More than a century has passed since the first Black officer joined the NYPD.
Samuel Battle, a son of enslaved people, was born 150 years ago this year. He joined the force in 1911 and patrolled mostly in Harlem.
In a 1960 interview, Battle said he faced taunts and the silent treatment from fellow officers. Still, he was promoted to sergeant and then lieutenant. He would eventually become the first Black appointee to the city parole commission, according to his interview and historical records.
The NYPD is now 42% white and 16% Black, which is slightly less diverse than the city population as a whole. While the department has made significant strides since Battle’s time, some of the same tensions that existed more than a century ago linger today. Officers of color have sued over discrimination within the department and have spoken about how they’re viewed negatively by some who share their ethnic background.
Keith Taylor, who is Black, joined the NYPD in 1991 and said that for a community whose lives in the U.S. are rooted in slavery, majority white police forces patrolling majority Black neighborhoods could be reminiscent of slave patrols and occupying forces. Battle later said that he had to contend with a threatening note left on his bed at the station house, as well as deal with tourists who traveled uptown to gawk at the city’s lone Black police officer.
“Just as Samuel Battle tried to ignore the obvious taunts and behaviors and efforts to diminish his authority as a person, as a police officer, as an American citizen, I think most officers who joined realized that in order for them to be successful in a department, they had to manage the relationships with people that would be hostile sometimes towards them,” Taylor said.
And a more diverse police force isn’t a cure-all when it comes to protecting communities of color from police abuse and brutality, said Fritz Umbach, a historical criminologist who teaches at John Jay College of Criminal Justice. Umbach pointed to the killing of Tyre Nichols in Memphis, and the five Black officers indicted for his death, which lays bare the nuances of how diversity does not necessarily improve policing.

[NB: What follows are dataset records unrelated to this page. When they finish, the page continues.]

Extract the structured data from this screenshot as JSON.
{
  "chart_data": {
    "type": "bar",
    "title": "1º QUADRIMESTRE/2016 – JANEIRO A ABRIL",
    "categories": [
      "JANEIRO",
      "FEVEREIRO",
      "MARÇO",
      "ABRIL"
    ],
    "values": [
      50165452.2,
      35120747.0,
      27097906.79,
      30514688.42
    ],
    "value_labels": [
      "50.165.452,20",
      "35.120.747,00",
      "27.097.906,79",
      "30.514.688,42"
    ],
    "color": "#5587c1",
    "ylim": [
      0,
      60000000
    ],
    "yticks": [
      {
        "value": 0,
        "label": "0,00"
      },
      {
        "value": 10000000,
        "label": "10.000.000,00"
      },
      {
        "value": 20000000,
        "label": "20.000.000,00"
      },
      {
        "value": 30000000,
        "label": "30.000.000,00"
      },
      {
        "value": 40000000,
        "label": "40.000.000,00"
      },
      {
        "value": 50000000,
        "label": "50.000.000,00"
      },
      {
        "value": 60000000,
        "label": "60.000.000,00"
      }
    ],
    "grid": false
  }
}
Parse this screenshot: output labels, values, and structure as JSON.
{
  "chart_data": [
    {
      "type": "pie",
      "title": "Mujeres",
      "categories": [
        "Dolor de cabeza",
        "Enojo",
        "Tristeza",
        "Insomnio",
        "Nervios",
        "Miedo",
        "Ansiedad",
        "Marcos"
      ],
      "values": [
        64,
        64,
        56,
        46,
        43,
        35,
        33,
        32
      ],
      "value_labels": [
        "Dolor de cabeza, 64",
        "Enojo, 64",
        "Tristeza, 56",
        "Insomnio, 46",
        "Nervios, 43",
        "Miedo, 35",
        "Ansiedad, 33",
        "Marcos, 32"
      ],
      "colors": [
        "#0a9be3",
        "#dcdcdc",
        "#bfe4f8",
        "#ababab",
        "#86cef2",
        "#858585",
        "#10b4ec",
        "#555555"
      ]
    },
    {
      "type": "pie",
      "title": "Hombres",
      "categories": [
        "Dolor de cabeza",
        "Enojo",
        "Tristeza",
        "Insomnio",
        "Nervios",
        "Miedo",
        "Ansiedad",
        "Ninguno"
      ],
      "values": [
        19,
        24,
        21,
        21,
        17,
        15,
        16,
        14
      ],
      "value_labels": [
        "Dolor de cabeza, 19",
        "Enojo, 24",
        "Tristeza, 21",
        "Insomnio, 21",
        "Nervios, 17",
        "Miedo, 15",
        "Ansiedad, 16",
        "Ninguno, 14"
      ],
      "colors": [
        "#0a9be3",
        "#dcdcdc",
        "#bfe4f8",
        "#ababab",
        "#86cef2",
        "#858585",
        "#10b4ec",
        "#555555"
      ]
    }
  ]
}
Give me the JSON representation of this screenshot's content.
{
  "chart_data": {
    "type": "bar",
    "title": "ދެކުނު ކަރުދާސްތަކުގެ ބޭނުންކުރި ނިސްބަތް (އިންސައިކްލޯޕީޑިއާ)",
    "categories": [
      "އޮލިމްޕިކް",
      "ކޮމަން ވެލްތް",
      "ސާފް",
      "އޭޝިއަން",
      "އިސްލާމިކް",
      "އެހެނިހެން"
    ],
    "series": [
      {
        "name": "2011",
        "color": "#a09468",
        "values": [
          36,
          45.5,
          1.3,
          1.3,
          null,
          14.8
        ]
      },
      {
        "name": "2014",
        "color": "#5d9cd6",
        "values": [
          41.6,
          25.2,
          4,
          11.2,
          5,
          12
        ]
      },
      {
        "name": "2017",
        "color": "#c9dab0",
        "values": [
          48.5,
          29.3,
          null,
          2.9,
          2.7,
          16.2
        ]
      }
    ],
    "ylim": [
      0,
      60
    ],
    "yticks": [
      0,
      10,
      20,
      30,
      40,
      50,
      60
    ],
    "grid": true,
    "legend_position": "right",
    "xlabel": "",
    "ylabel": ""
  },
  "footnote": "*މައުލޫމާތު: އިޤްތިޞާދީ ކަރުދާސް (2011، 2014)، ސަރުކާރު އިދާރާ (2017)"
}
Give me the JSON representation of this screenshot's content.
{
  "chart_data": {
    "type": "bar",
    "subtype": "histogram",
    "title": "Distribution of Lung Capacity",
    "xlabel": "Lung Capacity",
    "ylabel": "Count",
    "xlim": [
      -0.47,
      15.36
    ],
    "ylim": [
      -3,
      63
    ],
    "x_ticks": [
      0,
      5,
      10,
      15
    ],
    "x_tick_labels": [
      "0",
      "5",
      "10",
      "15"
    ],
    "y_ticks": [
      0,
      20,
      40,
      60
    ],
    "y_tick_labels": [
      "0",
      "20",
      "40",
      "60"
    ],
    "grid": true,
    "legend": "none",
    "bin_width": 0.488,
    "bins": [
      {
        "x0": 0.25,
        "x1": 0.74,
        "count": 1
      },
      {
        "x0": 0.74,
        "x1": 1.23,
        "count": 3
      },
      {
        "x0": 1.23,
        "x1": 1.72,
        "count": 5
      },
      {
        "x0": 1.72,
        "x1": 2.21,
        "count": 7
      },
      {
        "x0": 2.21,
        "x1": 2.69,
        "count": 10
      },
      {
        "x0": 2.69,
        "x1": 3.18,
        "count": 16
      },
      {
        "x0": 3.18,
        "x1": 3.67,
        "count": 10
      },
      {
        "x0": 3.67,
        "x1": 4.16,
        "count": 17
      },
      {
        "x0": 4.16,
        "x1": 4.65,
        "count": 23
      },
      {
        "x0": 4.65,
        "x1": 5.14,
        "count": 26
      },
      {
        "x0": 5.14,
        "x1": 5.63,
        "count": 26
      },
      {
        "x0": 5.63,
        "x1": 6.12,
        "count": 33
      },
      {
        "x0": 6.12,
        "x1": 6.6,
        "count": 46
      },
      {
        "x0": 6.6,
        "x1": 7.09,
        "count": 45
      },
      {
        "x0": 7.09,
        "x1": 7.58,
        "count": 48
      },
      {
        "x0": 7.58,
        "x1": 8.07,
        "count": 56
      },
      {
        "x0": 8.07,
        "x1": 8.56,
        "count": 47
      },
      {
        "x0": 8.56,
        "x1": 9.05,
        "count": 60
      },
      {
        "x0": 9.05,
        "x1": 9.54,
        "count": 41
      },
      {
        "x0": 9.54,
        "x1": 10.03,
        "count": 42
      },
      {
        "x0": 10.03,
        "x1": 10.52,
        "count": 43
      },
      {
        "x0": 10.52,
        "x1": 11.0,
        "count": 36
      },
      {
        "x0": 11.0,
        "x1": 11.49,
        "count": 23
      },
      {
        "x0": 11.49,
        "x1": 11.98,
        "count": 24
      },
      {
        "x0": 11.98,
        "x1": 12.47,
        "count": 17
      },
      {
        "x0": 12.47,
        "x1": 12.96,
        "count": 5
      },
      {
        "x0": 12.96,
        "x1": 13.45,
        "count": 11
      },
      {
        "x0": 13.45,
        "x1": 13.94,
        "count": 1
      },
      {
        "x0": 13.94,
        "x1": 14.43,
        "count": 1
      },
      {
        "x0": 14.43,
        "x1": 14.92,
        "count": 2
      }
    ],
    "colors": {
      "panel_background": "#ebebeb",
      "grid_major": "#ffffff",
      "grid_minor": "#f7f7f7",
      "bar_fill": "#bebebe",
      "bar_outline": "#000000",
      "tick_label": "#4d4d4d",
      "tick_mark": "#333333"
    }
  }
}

“Lots of data crunching and we know that the race of police officers doesn't change the number of complaints, or the legitimacy of the police department in the eyes of the community when we do polling data,” he said.
Still, according to Taylor, who retired from the NYPD several years ago, Black officers do provide a level of cultural competence that can help prevent negative interactions with the public. And that all goes back to Battle.
“He certainly set the standard for African-American achievement, grace under fire, ability to deal with all of the inconveniences of racism as well as the more formal levels of discrimination that existed,” Taylor said.
In 2009, the city named an intersection for Battle at 135th Street and Lenox Avenue in Harlem, right where he had once saved the life of a fellow officer from a mob in 1919.